Based on historical investigations and current legal evidence, the likelihood of a coordinated, institutional "Satanic Ritual Abuse" cover-up, related to the above, is extremely low.

  • Historical Lack of Evidence: 1990s investigations by the Utah Attorney General and the FBI found zero physical evidence of organized satanic cults within the Church.

  • Therapeutic "Confabulation": Experts and leaders noted many SRA claims were "recovered memories" induced by improper therapy rather than historical events.

  • Negligence vs.
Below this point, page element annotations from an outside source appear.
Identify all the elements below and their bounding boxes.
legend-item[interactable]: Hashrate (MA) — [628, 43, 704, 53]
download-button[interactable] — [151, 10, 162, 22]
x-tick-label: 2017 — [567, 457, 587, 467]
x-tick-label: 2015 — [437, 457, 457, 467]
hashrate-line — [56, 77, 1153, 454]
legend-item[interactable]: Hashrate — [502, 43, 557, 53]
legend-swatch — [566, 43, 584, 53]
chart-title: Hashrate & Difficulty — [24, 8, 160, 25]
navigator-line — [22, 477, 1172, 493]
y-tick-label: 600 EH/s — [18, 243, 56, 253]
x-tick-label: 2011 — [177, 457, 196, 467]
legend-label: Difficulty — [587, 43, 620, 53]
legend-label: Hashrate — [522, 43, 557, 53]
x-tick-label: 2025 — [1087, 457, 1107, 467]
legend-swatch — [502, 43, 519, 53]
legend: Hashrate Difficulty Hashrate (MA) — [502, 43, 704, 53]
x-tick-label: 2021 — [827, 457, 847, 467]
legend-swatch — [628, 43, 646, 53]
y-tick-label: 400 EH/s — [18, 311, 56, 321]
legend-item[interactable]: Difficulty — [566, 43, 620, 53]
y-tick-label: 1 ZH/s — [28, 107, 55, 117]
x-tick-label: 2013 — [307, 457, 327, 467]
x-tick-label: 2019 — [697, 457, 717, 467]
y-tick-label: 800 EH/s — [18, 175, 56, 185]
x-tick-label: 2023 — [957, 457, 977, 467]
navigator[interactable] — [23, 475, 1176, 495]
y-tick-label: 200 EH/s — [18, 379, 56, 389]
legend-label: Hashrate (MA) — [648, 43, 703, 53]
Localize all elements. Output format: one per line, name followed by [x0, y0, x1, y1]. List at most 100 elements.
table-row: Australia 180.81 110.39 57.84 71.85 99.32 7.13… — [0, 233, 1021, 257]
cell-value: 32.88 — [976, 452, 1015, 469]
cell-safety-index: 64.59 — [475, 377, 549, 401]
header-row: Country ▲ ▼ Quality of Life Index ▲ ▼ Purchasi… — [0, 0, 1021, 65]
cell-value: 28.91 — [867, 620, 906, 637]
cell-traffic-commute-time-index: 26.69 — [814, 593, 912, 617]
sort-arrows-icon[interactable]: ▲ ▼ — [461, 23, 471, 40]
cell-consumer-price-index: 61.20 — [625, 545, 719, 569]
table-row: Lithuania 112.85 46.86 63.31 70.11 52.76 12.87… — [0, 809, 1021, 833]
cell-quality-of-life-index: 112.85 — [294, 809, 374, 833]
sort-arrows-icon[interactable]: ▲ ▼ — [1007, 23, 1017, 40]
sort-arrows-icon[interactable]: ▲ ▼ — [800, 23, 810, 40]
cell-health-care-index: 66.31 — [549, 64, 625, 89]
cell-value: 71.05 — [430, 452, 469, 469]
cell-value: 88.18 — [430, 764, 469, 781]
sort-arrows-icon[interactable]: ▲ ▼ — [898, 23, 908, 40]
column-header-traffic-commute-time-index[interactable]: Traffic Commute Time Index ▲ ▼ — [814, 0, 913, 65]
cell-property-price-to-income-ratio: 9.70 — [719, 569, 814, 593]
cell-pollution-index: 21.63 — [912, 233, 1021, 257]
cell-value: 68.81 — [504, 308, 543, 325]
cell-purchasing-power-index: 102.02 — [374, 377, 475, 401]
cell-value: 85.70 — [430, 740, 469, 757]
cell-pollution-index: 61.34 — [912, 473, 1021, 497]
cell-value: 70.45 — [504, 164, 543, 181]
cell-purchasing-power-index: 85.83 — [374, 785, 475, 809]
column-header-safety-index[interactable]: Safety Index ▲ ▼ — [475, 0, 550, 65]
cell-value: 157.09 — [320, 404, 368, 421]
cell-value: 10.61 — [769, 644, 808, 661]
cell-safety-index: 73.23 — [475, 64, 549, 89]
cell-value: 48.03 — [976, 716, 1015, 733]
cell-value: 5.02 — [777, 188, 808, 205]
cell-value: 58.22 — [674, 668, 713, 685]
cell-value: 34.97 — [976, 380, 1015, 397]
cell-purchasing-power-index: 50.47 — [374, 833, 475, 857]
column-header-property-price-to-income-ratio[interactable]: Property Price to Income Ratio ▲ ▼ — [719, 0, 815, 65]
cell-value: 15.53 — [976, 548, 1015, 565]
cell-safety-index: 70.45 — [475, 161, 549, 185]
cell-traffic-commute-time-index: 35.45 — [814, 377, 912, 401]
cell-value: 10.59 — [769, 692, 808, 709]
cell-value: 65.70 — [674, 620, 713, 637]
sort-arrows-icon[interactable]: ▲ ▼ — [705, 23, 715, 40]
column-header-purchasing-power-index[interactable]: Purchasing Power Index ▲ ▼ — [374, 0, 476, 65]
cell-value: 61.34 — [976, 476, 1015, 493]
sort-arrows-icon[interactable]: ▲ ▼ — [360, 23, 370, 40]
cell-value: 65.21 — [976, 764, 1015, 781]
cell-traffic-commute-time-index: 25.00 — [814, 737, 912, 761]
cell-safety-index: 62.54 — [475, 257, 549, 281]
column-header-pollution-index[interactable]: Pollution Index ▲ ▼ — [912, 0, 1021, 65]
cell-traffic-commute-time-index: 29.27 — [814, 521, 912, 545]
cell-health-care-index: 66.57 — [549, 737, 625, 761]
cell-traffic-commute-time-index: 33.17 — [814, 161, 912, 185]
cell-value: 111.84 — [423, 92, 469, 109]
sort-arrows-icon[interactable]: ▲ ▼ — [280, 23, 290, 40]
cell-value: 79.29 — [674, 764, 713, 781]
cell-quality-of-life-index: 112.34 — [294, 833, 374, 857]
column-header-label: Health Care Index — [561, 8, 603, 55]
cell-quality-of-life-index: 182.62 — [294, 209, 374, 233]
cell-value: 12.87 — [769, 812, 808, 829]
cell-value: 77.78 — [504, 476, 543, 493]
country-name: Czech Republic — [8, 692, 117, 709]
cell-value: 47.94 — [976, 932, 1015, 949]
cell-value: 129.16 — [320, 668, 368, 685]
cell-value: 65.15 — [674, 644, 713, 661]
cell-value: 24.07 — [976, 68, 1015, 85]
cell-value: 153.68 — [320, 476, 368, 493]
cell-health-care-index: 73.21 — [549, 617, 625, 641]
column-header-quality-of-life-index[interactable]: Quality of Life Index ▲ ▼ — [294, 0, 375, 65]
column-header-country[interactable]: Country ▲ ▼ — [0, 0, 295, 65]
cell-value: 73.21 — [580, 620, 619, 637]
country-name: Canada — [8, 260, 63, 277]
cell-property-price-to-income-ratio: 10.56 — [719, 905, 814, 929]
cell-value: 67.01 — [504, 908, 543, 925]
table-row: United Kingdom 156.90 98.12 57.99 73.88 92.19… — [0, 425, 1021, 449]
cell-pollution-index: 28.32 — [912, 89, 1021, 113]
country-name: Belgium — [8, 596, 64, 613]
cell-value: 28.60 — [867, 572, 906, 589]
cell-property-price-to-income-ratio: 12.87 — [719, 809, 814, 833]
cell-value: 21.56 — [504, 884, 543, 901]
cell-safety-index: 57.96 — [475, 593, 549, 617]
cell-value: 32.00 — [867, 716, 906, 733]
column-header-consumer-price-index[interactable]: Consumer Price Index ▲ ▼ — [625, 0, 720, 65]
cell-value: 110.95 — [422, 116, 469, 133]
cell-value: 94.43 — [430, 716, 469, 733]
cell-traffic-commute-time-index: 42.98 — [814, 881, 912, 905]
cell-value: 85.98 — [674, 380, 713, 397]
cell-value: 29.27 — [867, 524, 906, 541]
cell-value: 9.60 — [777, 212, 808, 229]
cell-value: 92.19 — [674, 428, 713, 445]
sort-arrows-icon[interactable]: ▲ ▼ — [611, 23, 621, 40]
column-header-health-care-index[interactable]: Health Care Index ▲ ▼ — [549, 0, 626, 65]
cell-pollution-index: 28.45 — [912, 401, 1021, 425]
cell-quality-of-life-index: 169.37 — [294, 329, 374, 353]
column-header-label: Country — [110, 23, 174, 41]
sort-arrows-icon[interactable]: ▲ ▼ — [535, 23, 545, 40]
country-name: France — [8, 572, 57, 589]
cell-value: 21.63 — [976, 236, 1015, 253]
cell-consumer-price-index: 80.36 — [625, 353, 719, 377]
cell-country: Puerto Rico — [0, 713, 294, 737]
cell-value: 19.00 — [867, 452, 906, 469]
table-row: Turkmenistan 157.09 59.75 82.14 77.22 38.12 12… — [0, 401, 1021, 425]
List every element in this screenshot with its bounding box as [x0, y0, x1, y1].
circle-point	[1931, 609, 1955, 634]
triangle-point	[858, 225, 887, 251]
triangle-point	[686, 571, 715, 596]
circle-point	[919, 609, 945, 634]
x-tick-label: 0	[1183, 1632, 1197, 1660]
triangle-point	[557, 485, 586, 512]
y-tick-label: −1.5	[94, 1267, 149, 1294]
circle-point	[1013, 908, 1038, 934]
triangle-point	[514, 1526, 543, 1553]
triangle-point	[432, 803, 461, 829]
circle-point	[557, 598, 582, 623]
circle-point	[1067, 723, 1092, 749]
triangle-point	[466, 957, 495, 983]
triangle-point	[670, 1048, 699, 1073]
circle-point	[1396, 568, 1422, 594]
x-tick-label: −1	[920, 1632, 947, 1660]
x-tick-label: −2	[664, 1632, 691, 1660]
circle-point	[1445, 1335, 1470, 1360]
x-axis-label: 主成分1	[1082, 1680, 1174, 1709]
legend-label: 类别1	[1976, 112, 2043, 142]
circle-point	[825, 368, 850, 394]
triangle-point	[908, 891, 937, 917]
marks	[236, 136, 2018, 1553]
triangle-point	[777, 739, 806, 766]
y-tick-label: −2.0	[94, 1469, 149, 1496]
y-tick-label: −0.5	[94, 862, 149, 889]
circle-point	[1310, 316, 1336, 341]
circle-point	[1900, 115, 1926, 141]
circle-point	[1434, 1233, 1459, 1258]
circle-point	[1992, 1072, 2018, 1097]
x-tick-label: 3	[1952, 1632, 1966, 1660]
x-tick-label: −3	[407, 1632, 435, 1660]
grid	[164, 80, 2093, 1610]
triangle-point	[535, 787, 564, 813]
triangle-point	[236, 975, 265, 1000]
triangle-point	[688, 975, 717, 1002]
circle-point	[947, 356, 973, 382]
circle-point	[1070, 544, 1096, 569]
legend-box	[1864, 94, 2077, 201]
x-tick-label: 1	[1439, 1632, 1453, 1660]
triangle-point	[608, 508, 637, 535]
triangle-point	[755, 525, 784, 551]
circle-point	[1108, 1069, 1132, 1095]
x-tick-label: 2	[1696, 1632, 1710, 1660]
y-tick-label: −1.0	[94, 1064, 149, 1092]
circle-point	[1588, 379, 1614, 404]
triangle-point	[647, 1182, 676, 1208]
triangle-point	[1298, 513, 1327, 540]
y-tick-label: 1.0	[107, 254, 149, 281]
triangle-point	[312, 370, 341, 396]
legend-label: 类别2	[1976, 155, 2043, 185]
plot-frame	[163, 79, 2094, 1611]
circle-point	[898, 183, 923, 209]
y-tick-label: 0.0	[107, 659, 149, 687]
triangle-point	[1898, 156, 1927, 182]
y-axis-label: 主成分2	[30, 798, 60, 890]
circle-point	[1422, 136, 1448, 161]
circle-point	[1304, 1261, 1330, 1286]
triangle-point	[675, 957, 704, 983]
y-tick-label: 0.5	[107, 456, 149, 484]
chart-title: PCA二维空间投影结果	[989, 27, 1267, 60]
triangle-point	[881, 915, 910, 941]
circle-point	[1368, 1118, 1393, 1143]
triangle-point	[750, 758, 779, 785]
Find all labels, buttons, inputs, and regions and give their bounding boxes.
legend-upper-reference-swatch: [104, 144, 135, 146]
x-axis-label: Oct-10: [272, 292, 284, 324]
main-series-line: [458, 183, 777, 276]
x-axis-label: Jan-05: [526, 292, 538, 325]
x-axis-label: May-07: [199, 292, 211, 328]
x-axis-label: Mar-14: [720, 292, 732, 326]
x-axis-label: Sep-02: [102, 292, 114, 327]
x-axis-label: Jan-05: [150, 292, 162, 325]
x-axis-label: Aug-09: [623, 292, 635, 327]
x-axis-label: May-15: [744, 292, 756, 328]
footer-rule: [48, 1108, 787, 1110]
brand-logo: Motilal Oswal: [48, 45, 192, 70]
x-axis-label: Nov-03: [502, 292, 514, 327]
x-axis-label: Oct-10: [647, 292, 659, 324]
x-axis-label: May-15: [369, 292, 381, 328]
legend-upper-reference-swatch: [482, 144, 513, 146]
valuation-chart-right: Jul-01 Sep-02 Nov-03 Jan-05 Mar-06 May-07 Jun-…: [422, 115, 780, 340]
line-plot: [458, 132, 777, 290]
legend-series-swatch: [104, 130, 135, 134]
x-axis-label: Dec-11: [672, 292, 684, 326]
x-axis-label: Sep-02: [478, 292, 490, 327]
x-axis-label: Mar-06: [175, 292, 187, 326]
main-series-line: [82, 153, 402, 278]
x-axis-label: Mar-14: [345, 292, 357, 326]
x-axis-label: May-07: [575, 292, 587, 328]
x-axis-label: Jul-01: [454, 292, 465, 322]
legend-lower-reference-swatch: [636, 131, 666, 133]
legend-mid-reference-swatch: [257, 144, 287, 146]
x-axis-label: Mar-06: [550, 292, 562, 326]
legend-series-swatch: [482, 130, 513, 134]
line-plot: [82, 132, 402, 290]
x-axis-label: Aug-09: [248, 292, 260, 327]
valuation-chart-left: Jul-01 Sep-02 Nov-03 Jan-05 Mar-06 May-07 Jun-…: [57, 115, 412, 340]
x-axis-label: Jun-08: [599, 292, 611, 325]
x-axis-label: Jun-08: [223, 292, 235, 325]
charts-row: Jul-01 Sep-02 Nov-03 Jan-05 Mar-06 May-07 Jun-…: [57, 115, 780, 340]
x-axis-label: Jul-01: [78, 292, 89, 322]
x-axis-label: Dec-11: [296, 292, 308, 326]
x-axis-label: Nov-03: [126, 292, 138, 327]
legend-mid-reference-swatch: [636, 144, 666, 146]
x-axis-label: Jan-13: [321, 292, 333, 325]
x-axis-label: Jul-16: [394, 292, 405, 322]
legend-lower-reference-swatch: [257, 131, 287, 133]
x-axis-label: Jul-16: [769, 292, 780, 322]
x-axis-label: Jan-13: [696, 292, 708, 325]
Occultism: Evidence points to institutional cover-up—protecting reputation and finances—rather than a "satanic" conspiracy.

A Helpful Comparison Between the Catholic CoScrew-upsver up and the LDS Screw ups.

The Catholic cases produced:

  • Independent government investigations (and if these are coming, let’s wait until then to support the outcomes).

  • Publicly documented internal communications showing concealment.

In LDS cases so far, what we see is:

  • Institutional legal defensiveness in connection with individual cases.

  • Controversial use of clergy privilege.

  • Civil litigation.

  • Criticism from journalists and plaintiffs’ attorneys.

But not a confirmed, government-documented, church-wide concealment enterprise.

Bottom line: Authorities in Utah have looked into claims of ritual abuse but couldn’t find solid proof beyond what people said had happened. Furthermore, there was no physical evidence, criminal charges, or independent confirmation of a larger organized system. They also did not find evidence that LDS church leaders were running or secretly coordinating SRA activities.

The Glenn Pace memo shows that allegations were reported and discussed internally, but it doesn’t prove that a widespread ritual abuse system (Church of Satan) existed or that leaders were covering one up. Furthermore, the memo is publicly available, which undercuts the idea that there was some hidden, suppressed evidence.